# Underground room, Accrington - Aug 09



## magaz (Aug 16, 2009)

Not much of a report, there isn't much to see when your there, but it might be of interest to someone...

The underground room has been a mystery to us for a long time, there have been many ghost stories told about it since way back... I had forgot about it until I was walking my dog, I had my trusty G10 at hand and jumped in...

the entrance is very well hidden, and can't be seen from the path through the woods, I photographed it from above looking towards the trail,






it is about 3 foot by 4 foot and drops down by about 2 foot.





The room (which is now flooded) is big enough for an adult to crawl in and sit up.





As kids we used to speculate about an underground complex (obviously full of zombies ) this came from us believing that there was a collapsed tunnel entrance in the room on the left.
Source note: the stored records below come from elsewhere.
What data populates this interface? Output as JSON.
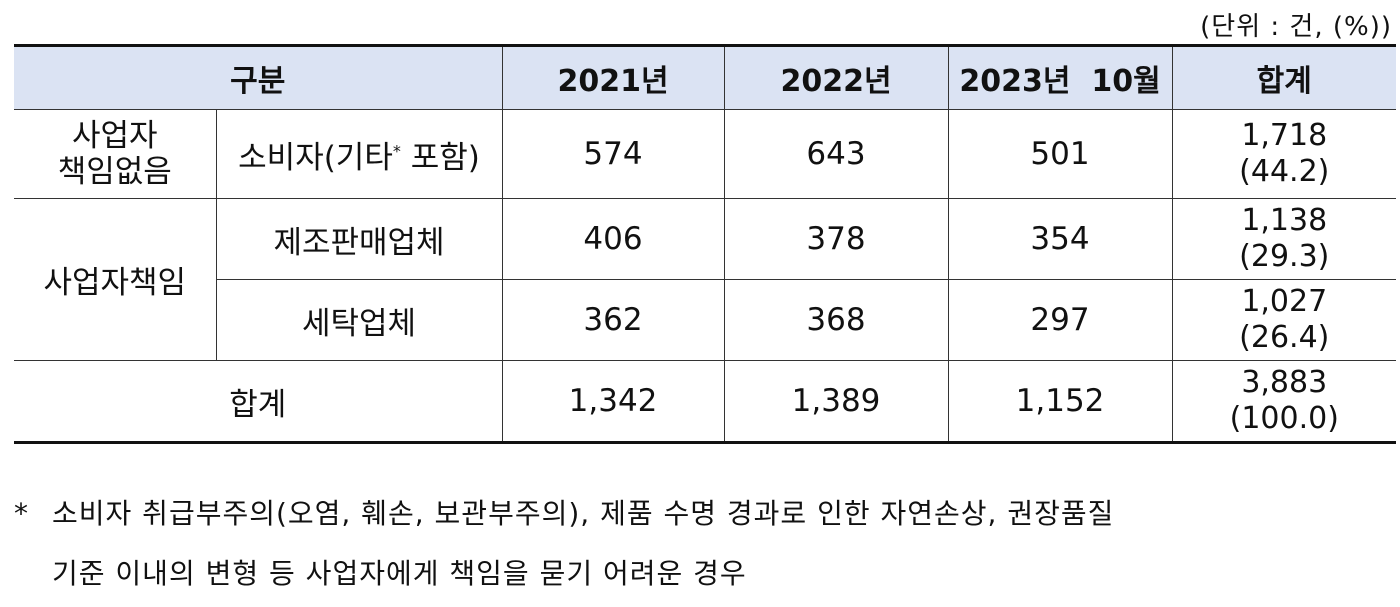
{
  "unit_label": "(단위 : 건, (%))",
  "header": {
    "category": "구분",
    "y2021": "2021년",
    "y2022": "2022년",
    "y2023": "2023년  10월",
    "total": "합계"
  },
  "rows": [
    {
      "group_line1": "사업자",
      "group_line2": "책임없음",
      "sub_main": "소비자(기타",
      "sub_sup": "*",
      "sub_tail": " 포함)",
      "v2021": "574",
      "v2022": "643",
      "v2023": "501",
      "total": "1,718",
      "pct": "(44.2)"
    },
    {
      "group": "사업자책임",
      "sub": "제조판매업체",
      "v2021": "406",
      "v2022": "378",
      "v2023": "354",
      "total": "1,138",
      "pct": "(29.3)"
    },
    {
      "sub": "세탁업체",
      "v2021": "362",
      "v2022": "368",
      "v2023": "297",
      "total": "1,027",
      "pct": "(26.4)"
    }
  ],
  "total_row": {
    "label": "합계",
    "v2021": "1,342",
    "v2022": "1,389",
    "v2023": "1,152",
    "total": "3,883",
    "pct": "(100.0)"
  },
  "footnote": {
    "marker": "*",
    "line1": "소비자 취급부주의(오염, 훼손, 보관부주의), 제품 수명 경과로 인한 자연손상, 권장품질",
    "line2": "기준 이내의 변형 등 사업자에게 책임을 묻기 어려운 경우"
  }
}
I have no idea what this is or was... but I'd love to know!


----------



## RandomHero (Aug 16, 2009)

Nice pictures man...that last pics quality i rearly like it the purple colours are rearly nice
zombies i still imagin there there now lol i think too many zombie films and a love of resident evil has worped my mind lol

still excelent find mate ...


----------



## Urban Mole (Aug 16, 2009)

Its obviously quite old, judging by its build materials.
But I would say that it was proberbly used later on in WW2 as a Aux bunker, looks just right, although a little small.


----------



## Black Shuck (Aug 16, 2009)

Urban Mole said:


> Its obviously quite old, judging by its build materials.
> But I would say that it was proberbly used later on in WW2 as a Aux bunker, looks just right, although a little small.



Sort of Home Guard job Mole?


----------



## Urban Mole (Aug 17, 2009)

Yes, the British resistance


----------



## steve_o (Aug 17, 2009)

old school ROC post!


----------



## Engineer (Aug 18, 2009)

*UG Room.*

Do you have a NGR or FlashEarth location, may assist with identification?


----------



## Random (Aug 18, 2009)

If there is a large house nearby it could be an ice store.


----------



## Gibbo (Aug 18, 2009)

Very nice!


----------



## Engineer (Aug 18, 2009)

*UG Room.*

I'll take a guess at a well or a spring?


----------



## mexico75 (Aug 18, 2009)

Thats what I though, looks like a dried up natural spring to me. Don't think there's any military link TBH it looks nothing like an auxillary unit hide.


----------



## magaz (Aug 19, 2009)

There are no buildings remotely near it... I don't think there ever has been either...

http://www.flashearth.com/?lat=53.757079&lon=-2.346938&z=17.2&r=0&src=msa

It's literally in the middle of the woods!

Theres another "bunker", much bigger, about 15 minutes walk away from it... I'm going up that way today so I'll get some shots of that too...


----------



## Engineer (Aug 19, 2009)

*Bunker.*

Not much on the OS maps!


----------